Yordanov beweert bij nieuwbouwprojecten zelfs een goedkopere oplossing te kunnen bieden bij gebruik van zijn montagesysteem. “Wij gebruiken een vereenvoudigde vorm van BIPV waardoor je standaard zonnepanelen kunt gebruiken voor onze in-dak-systemen. Dat kan tot wel 50 euro per vierkante meter schelen met panelen op het dak.”

Bovendien denken beide heren te kunnen concurreren op basis van kwaliteit. De Mooij: “Wij kunnen de eindgebruiker echt ontzorgen door een garantie te geven op water- en windbestendigheid. Bij panelen boven de dakpannen is dat een lastig verhaal. Nadat de dakbedekker de pannen heeft gelegd en ervoor heeft gezorgd dat alles goed vast ligt, wrikt de installateur sommige pannen weer los om montagematerialen aan het dak te bevestigen. Als er dan vervolgens met een storm pannen van het dak waaien of er een lekkage ontstaat, dan is het maar de vraag wie daar de verantwoordelijkheid voor neemt.”

Yordanov: “Wij zijn om onze Nederlandse klanten nog meer te overtuigen bezig met een certificaat waarmee we willen aantonen dat ons product wind-, water- en vuurbestendig is. In Frankrijk en het Verenigd Koninkrijk is zo’n certificaat verplicht. Wij werken nu samen met certificeringsbedrijf Kiwa om dit certificaat ook in Nederland te introduceren en verwachten daar begin 2021 mee te starten. Daarnaast zijn we een partnership met Velux aangegaan om nieuwe frames te maken die precies aansluiten bij de dakramen. Dat staat niet alleen strakker, maar voorkomt ook ruimteverlies.”

“We kijken naar producten die makkelijker werken voor zowel installateurs als dakdekkers.”
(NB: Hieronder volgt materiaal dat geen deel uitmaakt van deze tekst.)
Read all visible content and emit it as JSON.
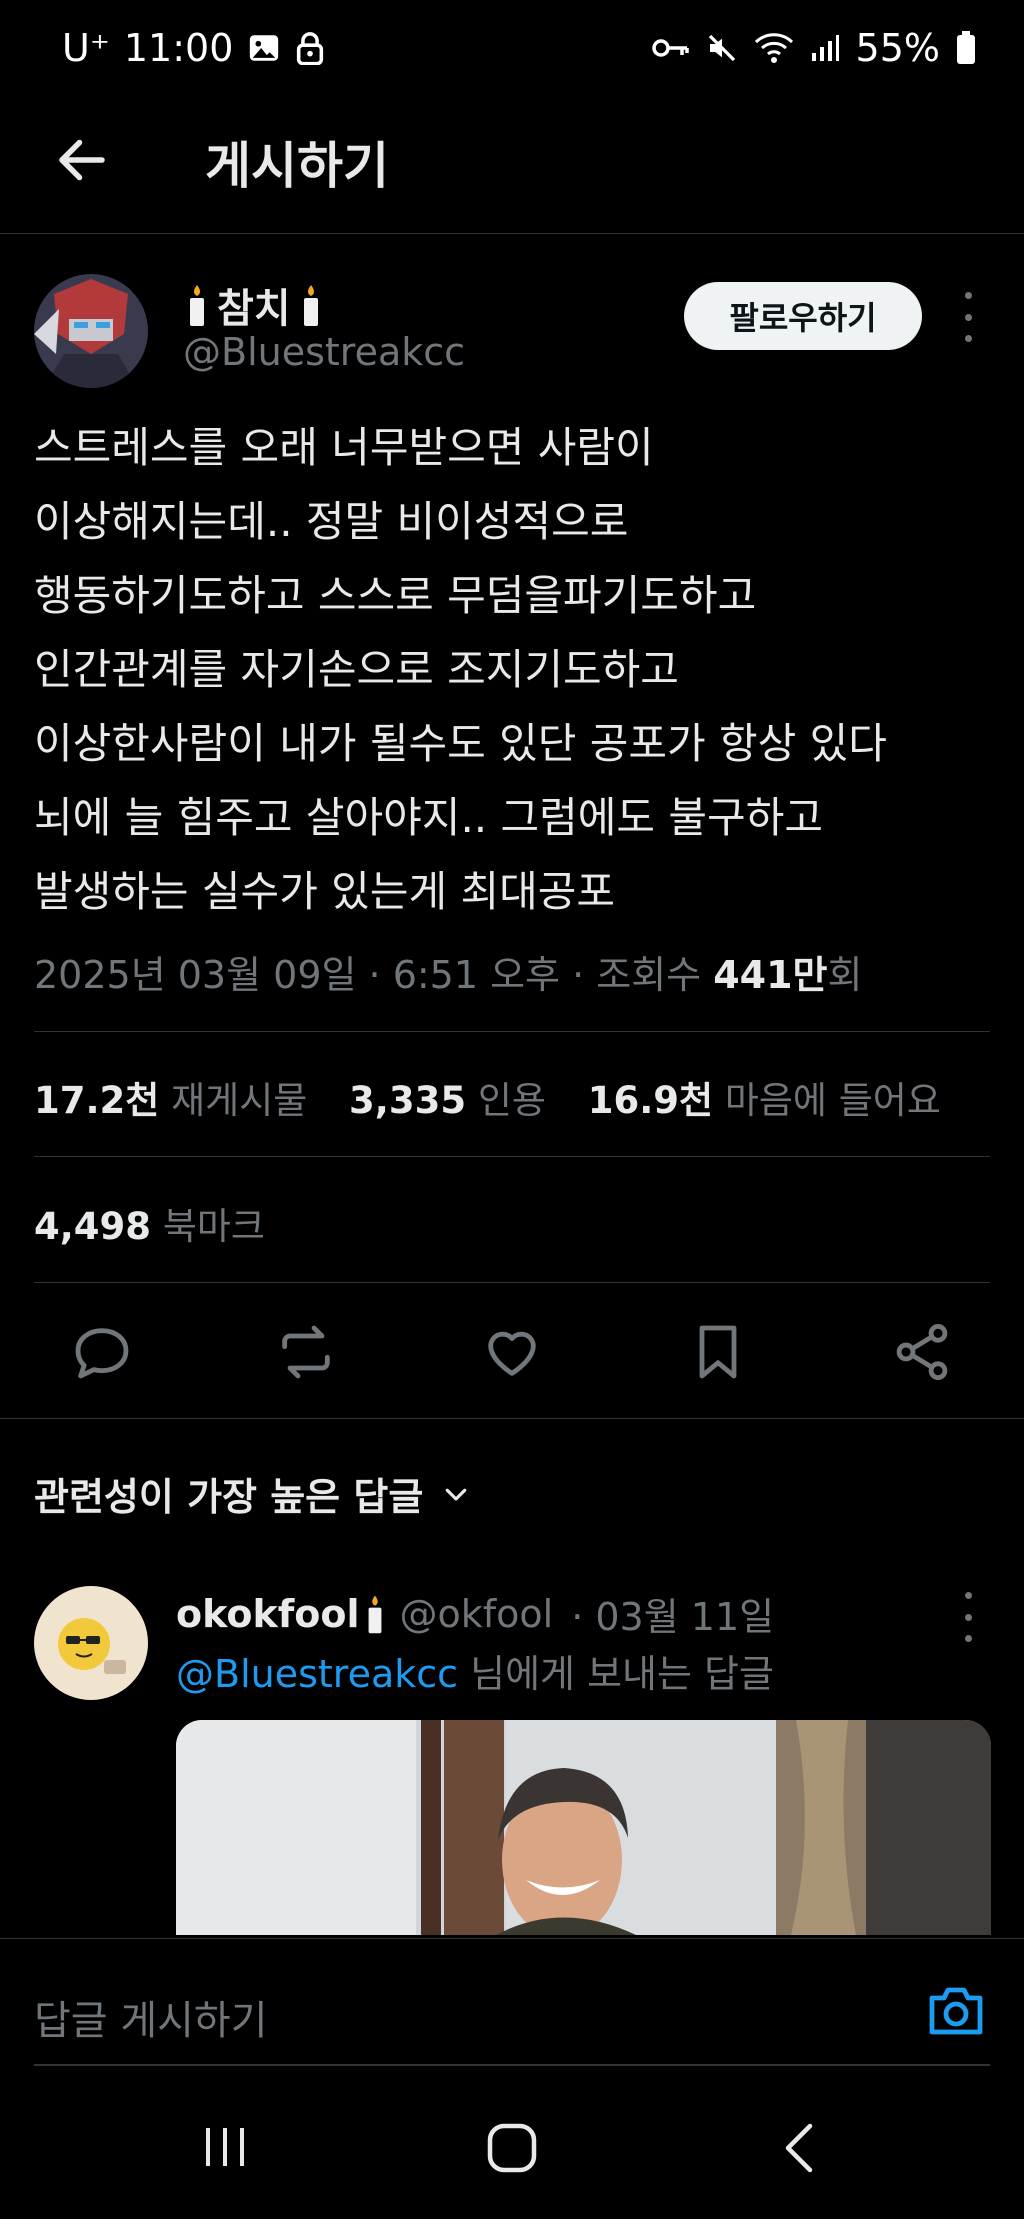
{
  "status_bar": {
    "carrier": "U⁺",
    "time": "11:00",
    "battery": "55%"
  },
  "header": {
    "title": "게시하기"
  },
  "post": {
    "author_name": "참치",
    "author_handle": "@Bluestreakcc",
    "follow_label": "팔로우하기",
    "lines": [
      "스트레스를 오래 너무받으면 사람이",
      "이상해지는데.. 정말 비이성적으로",
      "행동하기도하고 스스로 무덤을파기도하고",
      "인간관계를 자기손으로 조지기도하고",
      "이상한사람이 내가 될수도 있단 공포가 항상 있다",
      "뇌에 늘 힘주고 살아야지.. 그럼에도 불구하고",
      "발생하는 실수가 있는게 최대공포"
    ],
    "date": "2025년 03월 09일 · 6:51 오후 · 조회수 ",
    "views": "441만",
    "views_suffix": "회",
    "reposts_count": "17.2천",
    "reposts_label": "재게시물",
    "quotes_count": "3,335",
    "quotes_label": "인용",
    "likes_count": "16.9천",
    "likes_label": "마음에 들어요",
    "bookmarks_count": "4,498",
    "bookmarks_label": "북마크"
  },
  "replies": {
    "sort_label": "관련성이 가장 높은 답글",
    "items": [
      {
        "name": "okokfool",
        "handle": "@okfool",
        "date": "· 03월 11일",
        "reply_to_handle": "@Bluestreakcc",
        "reply_to_suffix": " 님에게 보내는 답글"
      }
    ]
  },
  "composer": {
    "placeholder": "답글 게시하기"
  },
  "colors": {
    "background": "#000000",
    "text": "#e7e9ea",
    "muted": "#71767b",
    "accent": "#1d9bf0",
    "divider": "#2f3336"
  },
  "icons": [
    "back-arrow-icon",
    "candle-icon",
    "more-icon",
    "reply-icon",
    "repost-icon",
    "like-icon",
    "bookmark-icon",
    "share-icon",
    "chevron-down-icon",
    "camera-icon",
    "recents-icon",
    "home-icon",
    "nav-back-icon"
  ]
}
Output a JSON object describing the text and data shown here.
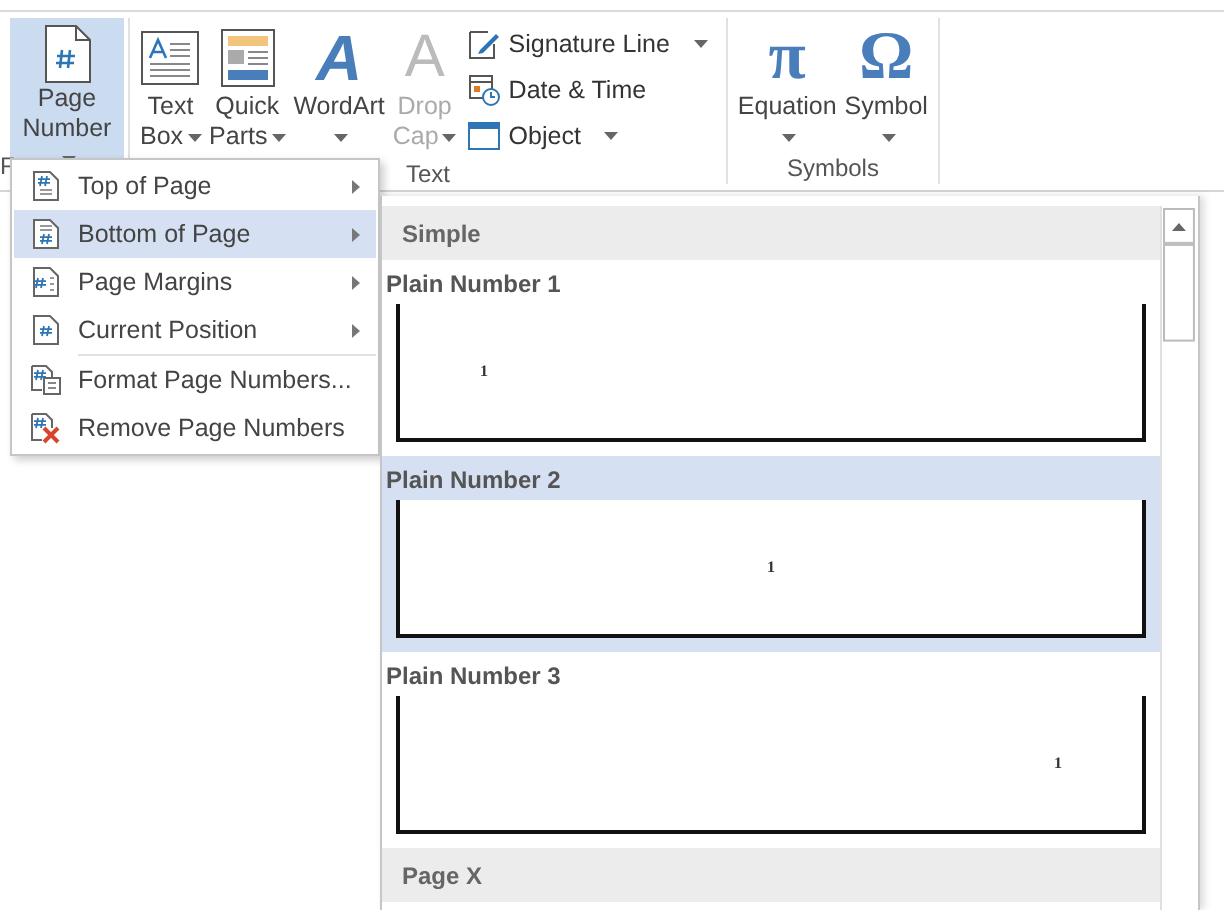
{
  "ribbon": {
    "groups": [
      {
        "label": "F",
        "buttons": [
          {
            "kind": "page-number",
            "lines": [
              "Page",
              "Number"
            ],
            "dropdown": true,
            "selected": true,
            "disabled": false
          }
        ]
      },
      {
        "label": "Text",
        "buttons": [
          {
            "kind": "text-box",
            "lines": [
              "Text",
              "Box"
            ],
            "dropdown": true,
            "selected": false,
            "disabled": false
          },
          {
            "kind": "quick-parts",
            "lines": [
              "Quick",
              "Parts"
            ],
            "dropdown": true,
            "selected": false,
            "disabled": false
          },
          {
            "kind": "wordart",
            "glyph": "A",
            "lines": [
              "WordArt"
            ],
            "dropdown": true,
            "selected": false,
            "disabled": false
          },
          {
            "kind": "drop-cap",
            "glyph": "A",
            "lines": [
              "Drop",
              "Cap"
            ],
            "dropdown": true,
            "selected": false,
            "disabled": true
          }
        ],
        "small_buttons": [
          {
            "kind": "signature",
            "label": "Signature Line",
            "dropdown": true
          },
          {
            "kind": "date-time",
            "label": "Date & Time",
            "dropdown": false
          },
          {
            "kind": "object",
            "label": "Object",
            "dropdown": true
          }
        ]
      },
      {
        "label": "Symbols",
        "buttons": [
          {
            "kind": "equation",
            "glyph": "π",
            "lines": [
              "Equation"
            ],
            "dropdown": true,
            "selected": false,
            "disabled": false
          },
          {
            "kind": "symbol",
            "glyph": "Ω",
            "lines": [
              "Symbol"
            ],
            "dropdown": true,
            "selected": false,
            "disabled": false
          }
        ]
      }
    ]
  },
  "menu": {
    "sections": [
      [
        {
          "kind": "top",
          "label": "Top of Page",
          "submenu": true,
          "selected": false
        },
        {
          "kind": "bottom",
          "label": "Bottom of Page",
          "submenu": true,
          "selected": true
        },
        {
          "kind": "margins",
          "label": "Page Margins",
          "submenu": true,
          "selected": false
        },
        {
          "kind": "current",
          "label": "Current Position",
          "submenu": true,
          "selected": false
        }
      ],
      [
        {
          "kind": "format",
          "label": "Format Page Numbers...",
          "submenu": false,
          "selected": false
        },
        {
          "kind": "remove",
          "label": "Remove Page Numbers",
          "submenu": false,
          "selected": false
        }
      ]
    ]
  },
  "gallery": {
    "sections": [
      {
        "heading": "Simple",
        "entries": [
          {
            "name": "Plain Number 1",
            "kind": "left",
            "preview_number": "1",
            "selected": false
          },
          {
            "name": "Plain Number 2",
            "kind": "center",
            "preview_number": "1",
            "selected": true
          },
          {
            "name": "Plain Number 3",
            "kind": "right",
            "preview_number": "1",
            "selected": false
          }
        ]
      },
      {
        "heading": "Page X"
      }
    ]
  }
}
Ook BMI Monier, dat tevens reguliere dakpannen produceert, heeft mooie plannen voor de toekomst. “We zijn aan het kijken naar producten die makkelijker werken voor zowel installateurs als dakdekkers, zonder dat ze meteen heel veel meer gaan kosten. Denk bijvoorbeeld aan een dakpan die zo gevormd is dat installateurs makkelijker hun bedrading kunnen aanleggen. Dan hoeven ze de boel niet meer zo heftig los te wrikken, waardoor het vakwerk van de dakdekker ook beter gewaarborgd blijft.”

Ook zijn er mooie plannen voor een product dat eigenlijk tussen in- en op-dak inzit. “We kijken samen met onderzoeksinstituten en universiteiten naar technieken die het opwekken van zonne-energie eigenlijk onzichtbaar maken. We werken bijvoorbeeld al samen met Grimme Solar System aan de productie van golvende dakpannen waarop een film met zonnecellen van onderzoekscentrum Solliance gelijmd wordt. Het unieke is dat je deze dakpannen niet met stekkertjes en kabeltjes aan elkaar hoeft te verbinden.” Beide bedrijven laten zich dus niet zomaar uit het veld slaan.